Midwest manufacturing conditions improved for a fourth straight month in February, hitting the highest levels seen since 2014. Minnesota, however, did not grow as fast as some of the other Upper Midwest states.

A widely watched economic report from Creighton University, which tracks factories in Minnesota and eight other central U.S. states, found hiring, exports and confidence levels surging, even as inflationary pricing pressures stalked producers.

The overall improvement was a relief to economists and factory heads who worried that manufacturers would continue wrestling with huge obstacles endured during much of 2016. Last year was marked by downturns in mining, energy and agriculture sectors, as well as trade pressures from the high U.S. dollar and slowdowns in China, Japan and Brazil.

The nine-state Creighton Mid-America Business Conditions index in February jumped to a strong 60.5 from 54.7 in January, mostly due to oil-equipment gains in North Dakota and truck factory gains in Missouri.

Six months ago, the index was at just 47.8. An index above 50 signals growth.

“This is the fourth consecutive month the index has increased and points to an improving regional manufacturing economy. I expect this to generate even healthier growth for both manufacturing and nonmanufacturing [entities] through the third quarter of this year,” said Ernie Goss, director of Creighton’s Economic Forecasting Group.

While Minnesota’s manufacturing sector in February indicated fairly strong growth, with a 54.3 index, it slowed a bit from January’s 54.7 index, as companies faced softness in the vehicle parts and ag equipment sectors, Goss said.

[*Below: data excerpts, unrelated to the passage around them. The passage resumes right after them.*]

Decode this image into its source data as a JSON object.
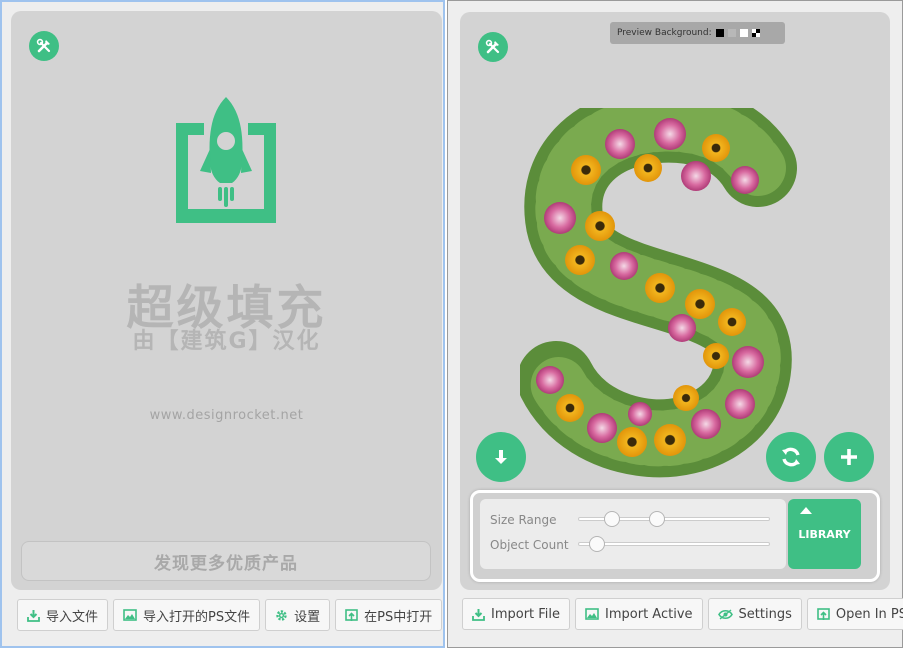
{
  "left_panel": {
    "title_cn": "超级填充",
    "subtitle_cn": "由【建筑G】汉化",
    "website": "www.designrocket.net",
    "discover_button": "发现更多优质产品",
    "buttons": [
      {
        "label": "导入文件",
        "icon": "download-icon"
      },
      {
        "label": "导入打开的PS文件",
        "icon": "image-icon"
      },
      {
        "label": "设置",
        "icon": "gear-icon"
      },
      {
        "label": "在PS中打开",
        "icon": "open-in-icon"
      }
    ]
  },
  "right_panel": {
    "preview_background_label": "Preview Background:",
    "preview_swatches": [
      "black",
      "gray",
      "white",
      "checker"
    ],
    "controls": {
      "size_range_label": "Size Range",
      "object_count_label": "Object Count",
      "size_range_values": [
        0.18,
        0.41
      ],
      "object_count_value": 0.1
    },
    "library_button": "LIBRARY",
    "buttons": [
      {
        "label": "Import File",
        "icon": "download-icon"
      },
      {
        "label": "Import Active",
        "icon": "image-icon"
      },
      {
        "label": "Settings",
        "icon": "eye-icon"
      },
      {
        "label": "Open In PS",
        "icon": "open-in-icon"
      }
    ]
  },
  "colors": {
    "accent": "#3fbf85",
    "panel_bg": "#d3d3d3"
  }
}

On the plus side, Minnesota producers making medical equipment and ethanol are seeing healthy gains, helping to offset almost all of the weakness seen in auto and agricultural components.

Goss noted that surveyed Minnesota supply managers indicated that they expect positive, but slower, growth during the next six months as “ag is still not doing well.” Crop prices are still very low, which tends to affect agricultural equipment purchases.

Goss said Minnesota should bode well over the long haul because of its diverse manufacturing economy, which includes “high tech manufacturing … and one of the largest medical equipment sectors in the United States. It’s held up really strongly.”

The growth experienced by most Midwest producers was echoed nationwide.

According to a nationwide report issued Wednesday by the Institute for Supply Management (ISM), conditions largely improved for U.S. producers across the country in February. The ISM manufacturing index rose to 57.7 in February from 56 in January as 17 out of 18 industries reported growing during the month. Only furniture factories contracted during the month.

U.S. producers leading results included textile mills and makers of apparel and machinery.

During recent earnings reports and meetings with analysts, executives from 3M Co., Polaris Industries, Ecolab and Pentair all signaled that they expected 2017 to show improvements over 2016 as key customer groups and oil, mining and ag markets begin to stabilize.